Затем долгое молчанье. Аня могла различить только шепот и тихие восклицания, вроде: «Что говорить, не ндравится мне она, Ваше Благородие, не ндравится!» — «Делай, как я тебе приказываю, трус этакий!» Наконец она опять выбросила руку, и на этот раз раздались два маленьких взвизга и снова зазвенело стекло.
«Однако, сколько у них там парников! — подумала Аня. — Что же они теперь предпримут! Я только была бы благодарна, если бы им удалось вытащить меня отсюда. Я-то не очень хочу здесь оставаться!»
Она прислушалась. Некоторое время длилось молчанье. Наконец послышалось поскрипыванье тележных колес и гам голосов, говорящих все сразу.
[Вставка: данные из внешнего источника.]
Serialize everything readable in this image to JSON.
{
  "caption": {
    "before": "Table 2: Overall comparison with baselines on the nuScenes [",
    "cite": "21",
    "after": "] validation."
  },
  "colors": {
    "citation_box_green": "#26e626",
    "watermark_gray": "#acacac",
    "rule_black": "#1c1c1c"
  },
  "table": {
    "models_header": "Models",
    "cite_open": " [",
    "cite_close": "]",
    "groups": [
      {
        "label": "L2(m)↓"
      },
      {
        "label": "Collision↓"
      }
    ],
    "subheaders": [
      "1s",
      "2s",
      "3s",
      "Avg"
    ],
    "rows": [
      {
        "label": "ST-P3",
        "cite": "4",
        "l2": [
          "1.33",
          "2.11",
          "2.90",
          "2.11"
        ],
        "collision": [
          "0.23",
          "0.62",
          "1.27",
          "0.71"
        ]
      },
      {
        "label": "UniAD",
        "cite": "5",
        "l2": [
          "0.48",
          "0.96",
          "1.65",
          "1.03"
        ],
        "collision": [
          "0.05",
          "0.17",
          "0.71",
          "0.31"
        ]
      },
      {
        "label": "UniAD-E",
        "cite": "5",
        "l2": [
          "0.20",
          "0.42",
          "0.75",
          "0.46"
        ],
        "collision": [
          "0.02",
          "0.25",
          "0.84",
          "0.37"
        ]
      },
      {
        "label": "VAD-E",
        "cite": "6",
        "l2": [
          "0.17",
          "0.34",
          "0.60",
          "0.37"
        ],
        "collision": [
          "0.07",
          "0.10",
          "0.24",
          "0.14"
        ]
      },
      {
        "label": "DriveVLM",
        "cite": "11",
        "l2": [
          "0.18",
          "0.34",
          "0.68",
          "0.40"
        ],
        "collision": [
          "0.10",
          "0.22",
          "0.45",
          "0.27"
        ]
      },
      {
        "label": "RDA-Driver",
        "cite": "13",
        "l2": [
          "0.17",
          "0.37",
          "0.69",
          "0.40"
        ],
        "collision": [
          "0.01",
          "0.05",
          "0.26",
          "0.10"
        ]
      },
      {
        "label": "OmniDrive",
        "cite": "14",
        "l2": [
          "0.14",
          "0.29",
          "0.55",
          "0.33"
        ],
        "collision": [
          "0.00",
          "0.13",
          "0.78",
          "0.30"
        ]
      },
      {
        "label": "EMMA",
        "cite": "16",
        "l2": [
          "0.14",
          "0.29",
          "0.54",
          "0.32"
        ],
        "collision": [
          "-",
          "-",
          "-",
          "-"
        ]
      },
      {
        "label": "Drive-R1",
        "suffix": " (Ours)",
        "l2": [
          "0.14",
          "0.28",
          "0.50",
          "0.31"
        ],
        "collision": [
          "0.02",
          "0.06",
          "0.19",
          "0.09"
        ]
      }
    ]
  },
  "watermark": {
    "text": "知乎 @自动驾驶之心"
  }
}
«Где другая лестница?» — «Не лезь, мне было велено одну принести, Яшка прет с другой». — «Яшка! Тащи ее сюда, малый!» — «Ну-ка, приставь их сюда, к стенке!» — «Стой, привяжи их одну к другой!» — «Да они того — не достают до верха». — «Ничего, и так ладно, нечего деликатничать». — «Эй, Яшка, лови веревку!» — «А крыша-то выдержит?» — «Смотри-ка, черепица шатается». — «Сейчас обвалится, берегись!» — (Грох!) — «Кто это сделал?» — «Да уж Яшка, конечно». — «Кто по трубе спустится?» — «Уволь, братцы, не я!» — «Сам лезь!» — «Врешь, не полезу!» — «Пусть Яшка попробует». — «Эй, Яшка, барин говорит, что ты должен спуститься по трубе».